"And if any knocks are coming, we will take them for you, great ladies!" said the cruisers. "If one of us went down, the loss would not be great. Keep your big guns safe to beat other battleships into scrap."

For you may be sure that Fritz was on the watch in the open. He always is, like the highwayman hiding behind a hedge and envying people who have comfortable beds. Probably from a distance he had a peep through his periscope at the Grand Fleet before the approach of the policeman destroyers made him duck beneath the water; and probably he tried to count the number of ships and identify their classes in order to take the information home to Kiel. Besides, he always has his fingers crossed. He hopes that some day he may get a shot at something more warlike than a merchant steamer or an auxiliary; only that prospect becomes poorer as life for him grows harder. Except a miracle happened, the steaming fleet, with its cordons of destroyers, is as safe from him as from any other kind of fish.

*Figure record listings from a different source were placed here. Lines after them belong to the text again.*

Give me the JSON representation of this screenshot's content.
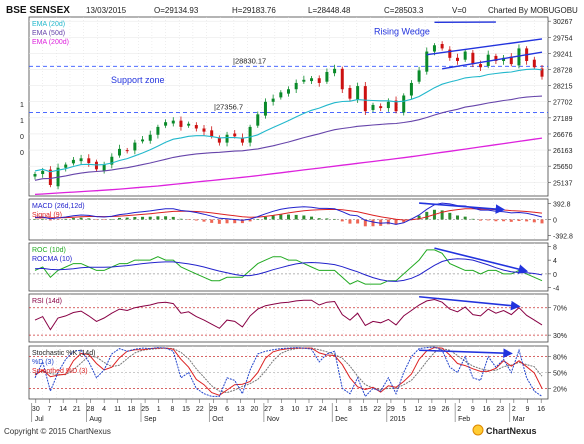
{
  "header": {
    "title": "BSE SENSEX",
    "date": "13/03/2015",
    "open": "O=29134.93",
    "high": "H=29183.76",
    "low": "L=28448.48",
    "close": "C=28503.3",
    "volume": "V=0",
    "charted_by": "Charted By MOBUGOBU"
  },
  "footer": {
    "copyright": "Copyright © 2015 ChartNexus",
    "brand": "ChartNexus"
  },
  "colors": {
    "price_up": "#0a8a2a",
    "price_down": "#cc1111",
    "ema20": "#22b8cc",
    "ema50": "#6644aa",
    "ema200": "#dd22dd",
    "macd": "#2222cc",
    "signal": "#dd2222",
    "hist_up": "#2e8b2e",
    "hist_down": "#ee6655",
    "roc": "#22aa22",
    "rocma": "#2222cc",
    "rsi": "#880044",
    "stoch_k": "#2244cc",
    "stoch_d": "#dd2222",
    "annotation": "#2233dd",
    "zone_line": "#3355ff"
  },
  "chart_data": [
    {
      "type": "candlestick",
      "title": "BSE SENSEX",
      "legend": [
        "EMA (20d)",
        "EMA (50d)",
        "EMA (200d)"
      ],
      "legend_placement": "top-left",
      "annotations": [
        "Support zone",
        "Rising Wedge",
        "|28830.17",
        "|27356.7"
      ],
      "horizontal_levels": [
        28830.17,
        27356.7
      ],
      "ylim": [
        24700,
        30400
      ],
      "y_ticks": [
        30267,
        29754,
        29241,
        28728,
        28215,
        27702,
        27189,
        26676,
        26163,
        25650,
        25137
      ],
      "left_labels": [
        "1",
        "1",
        "0",
        "0"
      ],
      "x_tick_labels": [
        "30",
        "7",
        "14",
        "21",
        "28",
        "4",
        "11",
        "18",
        "25",
        "1",
        "8",
        "15",
        "22",
        "29",
        "6",
        "13",
        "20",
        "27",
        "3",
        "10",
        "17",
        "24",
        "1",
        "8",
        "15",
        "22",
        "29",
        "5",
        "12",
        "19",
        "26",
        "2",
        "9",
        "16",
        "23",
        "2",
        "9",
        "16"
      ],
      "month_labels": [
        "Jul",
        "Aug",
        "Sep",
        "Oct",
        "Nov",
        "Dec",
        "2015",
        "Feb",
        "Mar"
      ],
      "close": [
        25400,
        25500,
        25050,
        25600,
        25700,
        25850,
        25900,
        25750,
        25550,
        25700,
        25950,
        26200,
        26150,
        26400,
        26500,
        26650,
        26900,
        27050,
        27100,
        26900,
        27000,
        26850,
        26750,
        26600,
        26400,
        26650,
        26600,
        26400,
        26900,
        27300,
        27700,
        27800,
        28000,
        28100,
        28300,
        28400,
        28450,
        28300,
        28650,
        28750,
        28100,
        27800,
        28200,
        27400,
        27600,
        27500,
        27700,
        27400,
        27900,
        28300,
        28700,
        29300,
        29500,
        29400,
        29100,
        29000,
        29300,
        28900,
        28800,
        29200,
        29000,
        29100,
        28900,
        29400,
        29000,
        28800,
        28500
      ],
      "ema_20d": [
        25500,
        25550,
        25470,
        25520,
        25570,
        25640,
        25700,
        25710,
        25690,
        25700,
        25750,
        25830,
        25890,
        25980,
        26070,
        26170,
        26290,
        26410,
        26510,
        26550,
        26600,
        26620,
        26620,
        26590,
        26550,
        26560,
        26560,
        26540,
        26580,
        26650,
        26770,
        26880,
        26990,
        27100,
        27220,
        27330,
        27430,
        27500,
        27590,
        27670,
        27710,
        27720,
        27770,
        27750,
        27740,
        27730,
        27730,
        27700,
        27720,
        27780,
        27870,
        28010,
        28150,
        28260,
        28330,
        28390,
        28460,
        28490,
        28510,
        28570,
        28600,
        28630,
        28650,
        28700,
        28730,
        28740,
        28720
      ],
      "ema_50d": [
        25200,
        25250,
        25260,
        25300,
        25340,
        25390,
        25430,
        25460,
        25480,
        25500,
        25530,
        25570,
        25600,
        25650,
        25700,
        25750,
        25810,
        25870,
        25930,
        25970,
        26010,
        26040,
        26060,
        26080,
        26090,
        26110,
        26130,
        26140,
        26170,
        26200,
        26250,
        26300,
        26360,
        26420,
        26490,
        26560,
        26620,
        26680,
        26750,
        26810,
        26850,
        26880,
        26920,
        26940,
        26960,
        26980,
        27000,
        27010,
        27040,
        27080,
        27130,
        27200,
        27280,
        27350,
        27410,
        27460,
        27530,
        27570,
        27610,
        27660,
        27700,
        27740,
        27770,
        27820,
        27850,
        27870,
        27880
      ],
      "ema_200d": [
        24750,
        24765,
        24780,
        24795,
        24810,
        24825,
        24840,
        24855,
        24870,
        24885,
        24900,
        24920,
        24940,
        24960,
        24980,
        25000,
        25020,
        25045,
        25070,
        25095,
        25120,
        25145,
        25170,
        25195,
        25220,
        25245,
        25270,
        25295,
        25320,
        25350,
        25380,
        25410,
        25440,
        25470,
        25500,
        25530,
        25560,
        25590,
        25620,
        25650,
        25680,
        25710,
        25740,
        25770,
        25800,
        25830,
        25860,
        25890,
        25920,
        25950,
        25985,
        26020,
        26055,
        26090,
        26125,
        26160,
        26195,
        26230,
        26265,
        26300,
        26335,
        26370,
        26405,
        26440,
        26475,
        26510,
        26545
      ]
    },
    {
      "type": "line",
      "title": "MACD (26d,12d)",
      "legend": [
        "MACD (26d,12d)",
        "Signal (9)"
      ],
      "ylim": [
        -500,
        500
      ],
      "y_ticks": [
        392.8,
        0,
        -392.8
      ],
      "macd": [
        50,
        60,
        20,
        40,
        60,
        90,
        110,
        100,
        70,
        60,
        80,
        120,
        140,
        170,
        190,
        210,
        240,
        260,
        260,
        220,
        200,
        170,
        130,
        80,
        30,
        20,
        0,
        -20,
        10,
        70,
        140,
        200,
        250,
        280,
        300,
        310,
        300,
        270,
        270,
        260,
        190,
        110,
        90,
        -20,
        -60,
        -90,
        -80,
        -120,
        -80,
        10,
        110,
        250,
        360,
        400,
        380,
        340,
        330,
        280,
        230,
        230,
        200,
        190,
        160,
        170,
        150,
        110,
        60
      ],
      "signal": [
        40,
        45,
        42,
        42,
        46,
        55,
        66,
        73,
        72,
        70,
        72,
        82,
        94,
        109,
        125,
        142,
        162,
        181,
        197,
        202,
        201,
        195,
        182,
        162,
        136,
        113,
        90,
        68,
        56,
        59,
        75,
        100,
        130,
        160,
        188,
        212,
        230,
        238,
        244,
        247,
        236,
        211,
        187,
        146,
        105,
        66,
        37,
        6,
        -11,
        -7,
        17,
        64,
        123,
        178,
        218,
        242,
        260,
        264,
        257,
        252,
        242,
        232,
        217,
        207,
        196,
        179,
        155
      ]
    },
    {
      "type": "line",
      "title": "ROC (10d)",
      "legend": [
        "ROC (10d)",
        "ROCMA (10)"
      ],
      "ylim": [
        -5,
        9
      ],
      "y_ticks": [
        8,
        4,
        0,
        -4
      ],
      "roc": [
        1,
        2,
        -1,
        1,
        2,
        3,
        3,
        2,
        1,
        1,
        2,
        3,
        3,
        4,
        4,
        4,
        5,
        4,
        4,
        2,
        1,
        0,
        -1,
        -2,
        -2,
        -1,
        -1,
        -1,
        1,
        3,
        4,
        5,
        5,
        4,
        4,
        3,
        2,
        1,
        1,
        1,
        -1,
        -3,
        -2,
        -3,
        -3,
        -3,
        -2,
        -2,
        0,
        2,
        4,
        7,
        7,
        6,
        3,
        2,
        1,
        1,
        0,
        1,
        1,
        0,
        0,
        1,
        0,
        -1,
        -2
      ],
      "rocma": [
        1.5,
        1.6,
        1.3,
        1.2,
        1.3,
        1.5,
        1.8,
        1.9,
        1.9,
        1.9,
        2.0,
        2.2,
        2.4,
        2.7,
        3.0,
        3.2,
        3.4,
        3.5,
        3.5,
        3.2,
        2.9,
        2.5,
        2.0,
        1.4,
        0.8,
        0.3,
        -0.2,
        -0.5,
        -0.5,
        -0.1,
        0.5,
        1.2,
        1.8,
        2.4,
        2.9,
        3.2,
        3.3,
        3.2,
        3.0,
        2.7,
        2.1,
        1.3,
        0.6,
        -0.3,
        -1.1,
        -1.7,
        -2.1,
        -2.2,
        -1.9,
        -1.3,
        -0.3,
        1.1,
        2.5,
        3.6,
        4.2,
        4.4,
        4.3,
        4.0,
        3.3,
        2.6,
        1.8,
        1.1,
        0.6,
        0.4,
        0.3,
        0.1,
        -0.3
      ]
    },
    {
      "type": "line",
      "title": "RSI (14d)",
      "legend": [
        "RSI (14d)"
      ],
      "ylim": [
        20,
        90
      ],
      "y_ticks": [
        70,
        30
      ],
      "rsi": [
        52,
        57,
        38,
        55,
        58,
        63,
        65,
        58,
        50,
        55,
        62,
        68,
        66,
        70,
        72,
        74,
        77,
        78,
        76,
        62,
        64,
        57,
        52,
        46,
        40,
        52,
        50,
        42,
        58,
        68,
        73,
        75,
        77,
        78,
        80,
        81,
        81,
        74,
        78,
        79,
        60,
        52,
        62,
        44,
        50,
        48,
        53,
        45,
        58,
        66,
        74,
        80,
        82,
        78,
        68,
        64,
        71,
        60,
        58,
        68,
        62,
        66,
        60,
        70,
        59,
        52,
        45
      ]
    },
    {
      "type": "line",
      "title": "Stochastic %K (14d)",
      "legend": [
        "Stochastic %K (14d)",
        "%D (3)",
        "Smoothed %D (3)"
      ],
      "ylim": [
        0,
        100
      ],
      "y_ticks": [
        80,
        50,
        20
      ],
      "stoch_k": [
        40,
        70,
        15,
        50,
        75,
        90,
        92,
        70,
        40,
        55,
        85,
        95,
        90,
        94,
        96,
        95,
        97,
        96,
        90,
        40,
        50,
        20,
        10,
        5,
        5,
        40,
        35,
        10,
        55,
        85,
        90,
        93,
        95,
        96,
        97,
        96,
        94,
        70,
        85,
        90,
        20,
        10,
        40,
        5,
        20,
        15,
        40,
        10,
        50,
        80,
        95,
        97,
        98,
        92,
        60,
        50,
        80,
        40,
        35,
        80,
        60,
        75,
        50,
        92,
        40,
        15,
        5
      ],
      "stoch_d": [
        45,
        55,
        42,
        45,
        47,
        72,
        86,
        84,
        67,
        55,
        60,
        78,
        90,
        93,
        93,
        95,
        96,
        96,
        94,
        75,
        60,
        37,
        27,
        12,
        7,
        17,
        27,
        28,
        33,
        50,
        77,
        89,
        93,
        95,
        96,
        96,
        96,
        87,
        83,
        82,
        65,
        40,
        23,
        18,
        22,
        13,
        25,
        22,
        33,
        47,
        75,
        91,
        97,
        96,
        83,
        67,
        63,
        57,
        52,
        52,
        58,
        72,
        62,
        72,
        61,
        49,
        20
      ],
      "smoothed_d": [
        48,
        52,
        48,
        46,
        46,
        55,
        68,
        81,
        79,
        69,
        61,
        64,
        76,
        87,
        92,
        94,
        95,
        96,
        95,
        88,
        76,
        57,
        41,
        25,
        15,
        12,
        17,
        24,
        29,
        37,
        53,
        72,
        86,
        92,
        95,
        96,
        96,
        93,
        89,
        84,
        77,
        62,
        43,
        27,
        21,
        18,
        20,
        20,
        27,
        35,
        52,
        71,
        88,
        95,
        92,
        82,
        71,
        62,
        57,
        54,
        54,
        61,
        64,
        69,
        65,
        61,
        43
      ]
    }
  ]
}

The harbour which is the fleet's home is landlocked by low hills. There is an eclipse of the sun by the smoke from the ships getting under way; streaming, soaring columns of smoke on the move rise above the skyline from the funnels of the battleships before they appear around a bend. Indefinite masses as yet they are, under their night- black plumes. Each ship seems too immense to respond to any will except its own. But there is something automatic in the regularity with which, one after another, they take the bend, as if a stop watch had been held on twenty thousand tons of steel for a second's variation. As they approach they become more distinct and, showing less smoke, there seems less effort. Their motive-power seems inherent, perpetual.

There is some sea running outside the entrance, enough to make a destroyer roll. But the battleships disdain any notice of its existence. It is no more to them than a ripple of dust to a motor truck. They plough through it.

Though you were within twenty yards of them you would feel quite safe. An express train was in no more danger of jumping the track. Mast in line with mast, they held the course with a majestic steadiness. Now the leading ship makes a turn of a few points. At the same spot, as if it were marked by the grooves of tyres in a road, the others make it. Any variation of speed between them would have been instantly noticeable, as one forged ahead or lagged; but the distance between bows and sterns did not change. A line of one length would do for each interval so far as one could discern.

It was difficult to think that they were not attached to some taut, moving cable under water. How could such apparently unwieldy monsters, in such a slippery element as the sea, be made to obey their masters with such fine precision?

The answer again is sheer hard work! Drills as arduous in the engine- room as at the guns; machinery kept in tune; traditions in manoeuvring in all weathers, which is kept up with tireless practice.

Though all seemed perfection to the lay eye, let it be repeated that this was not so to the eyes of admirals. It never can be. Perfection is the thing striven for. Officers dwell on faults; all are critics. Thus you have the healthiest kind of spirit, which means that there will be no cessation in the striving.

"Look at that!" exclaimed an officer on the destroyer. "They ought to try another painting on her and see if they can't do better."

Ever changing that northern light. For an instant the sun's rays, strained by a patch of peculiar cloud, playing on a Dreadnought's side, made her colour appear molten, exaggerating her size till she seemed as colossal to the eye as to the thought.